In the spring of 1938 the III stationed in Swinoujscie was . Marine artillery department instructed to assign hand-picked marines for training at special schools of the Wehrmacht , in order to form the new core team of a planned special unit after completing special courses. This unit's intended missions should be dangerous or complicated landing operations or surprise attacks . The 4th platoon of the first Marine Infantry Company was set up as the first naval shock troop company.

As early as September 1938, a reinforced MSK platoon led by Lieutenant Walter Schug was loaded onto the ironclad Germany for a mission in Spain , in order to blow up a radio station in Ibiza .

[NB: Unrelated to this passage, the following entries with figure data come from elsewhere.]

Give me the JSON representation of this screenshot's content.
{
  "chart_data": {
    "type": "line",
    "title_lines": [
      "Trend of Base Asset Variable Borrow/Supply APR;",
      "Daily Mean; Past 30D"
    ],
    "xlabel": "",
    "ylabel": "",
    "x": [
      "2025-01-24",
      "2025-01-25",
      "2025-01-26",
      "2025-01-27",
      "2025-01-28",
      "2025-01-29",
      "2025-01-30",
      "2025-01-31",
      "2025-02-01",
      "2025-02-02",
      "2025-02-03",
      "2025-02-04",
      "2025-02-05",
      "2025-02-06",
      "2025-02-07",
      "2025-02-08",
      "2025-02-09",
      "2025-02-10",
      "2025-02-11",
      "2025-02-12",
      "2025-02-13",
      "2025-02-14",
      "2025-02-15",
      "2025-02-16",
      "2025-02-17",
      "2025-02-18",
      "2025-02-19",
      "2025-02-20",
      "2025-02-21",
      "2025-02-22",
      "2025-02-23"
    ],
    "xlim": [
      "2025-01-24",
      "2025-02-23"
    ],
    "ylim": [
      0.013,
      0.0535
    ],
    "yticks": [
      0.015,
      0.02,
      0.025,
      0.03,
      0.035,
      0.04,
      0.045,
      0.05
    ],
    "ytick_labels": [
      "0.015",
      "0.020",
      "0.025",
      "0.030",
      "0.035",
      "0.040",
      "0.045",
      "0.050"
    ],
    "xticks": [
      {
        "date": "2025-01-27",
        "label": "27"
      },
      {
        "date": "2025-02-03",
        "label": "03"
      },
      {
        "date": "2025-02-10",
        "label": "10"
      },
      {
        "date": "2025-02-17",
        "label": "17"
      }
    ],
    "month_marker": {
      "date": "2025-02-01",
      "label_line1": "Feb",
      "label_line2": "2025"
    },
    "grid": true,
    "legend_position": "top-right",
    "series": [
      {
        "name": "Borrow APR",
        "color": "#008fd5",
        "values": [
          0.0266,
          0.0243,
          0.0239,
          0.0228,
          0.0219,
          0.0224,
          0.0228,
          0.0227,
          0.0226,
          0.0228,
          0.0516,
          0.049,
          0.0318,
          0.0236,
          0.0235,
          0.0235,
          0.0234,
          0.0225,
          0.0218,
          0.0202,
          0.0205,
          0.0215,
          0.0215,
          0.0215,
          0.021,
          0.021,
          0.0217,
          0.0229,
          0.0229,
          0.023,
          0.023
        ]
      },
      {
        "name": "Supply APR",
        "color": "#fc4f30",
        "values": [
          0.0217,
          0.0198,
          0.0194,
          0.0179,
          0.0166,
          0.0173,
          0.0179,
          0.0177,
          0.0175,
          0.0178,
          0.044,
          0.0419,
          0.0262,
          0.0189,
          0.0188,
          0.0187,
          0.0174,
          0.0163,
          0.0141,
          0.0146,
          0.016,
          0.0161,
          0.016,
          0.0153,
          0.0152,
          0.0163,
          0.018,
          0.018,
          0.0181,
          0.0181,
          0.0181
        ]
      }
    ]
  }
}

The next mission followed in March 1939 as part of the "return of the Memelland into the German Reich ". A few weeks later, the relocation took place under the command of Lieutenant W. Henningsen from Swinoujscie to Memel in order to intensify the special training. The situation with Poland came to a head because of the Danzig question . The MSK was brought to the Westerplatte ; this mission should be the most important. The MSK occupied Gdynia and the Hela peninsula during the following days . Further missions in northern Russia followed.

This unit existed until the end of the war on May 8, 1945.

See also

Literature and Sources

  • Jörg Benz, Itzehoe Eigenarchiv war reporter recordings.
  • Bertil Stjernfelt, Klaus-Richard Böhme: Vägen till Westerplatte. Military History Avdelingen - Military Högskolan, Kristianstad 1978 ( Military History Study 2, ZDB -ID 764990-3 = Marinlitteraturföreningen 65), (German: Westerplatte 1939. Rombach, Freiburg (Breisgau) 1979, ISBN 3-7930-0182-2 ( individual publications on military history of the Second World War 23)).
  • Jörg Benz: German Marine Infantry 1938–1945. The fate of the naval shock troops, the MAA 531 (von Diest) and other infantry deployed units of the navy. According to KTBs, official and personal battle reports and representations by military historians. Husum Printing and Publishing Society, Husum 1996, ISBN 3-88042-799-2 .
  • Otto Mielke , Uwe Greve: Liner "Schleswig-Holstein". A ship in two world wars. Maximilian-Verlag, Hamburg 1996 ( ships, people, fates 4th year, 31, ZDB -ID 1325248-3 ).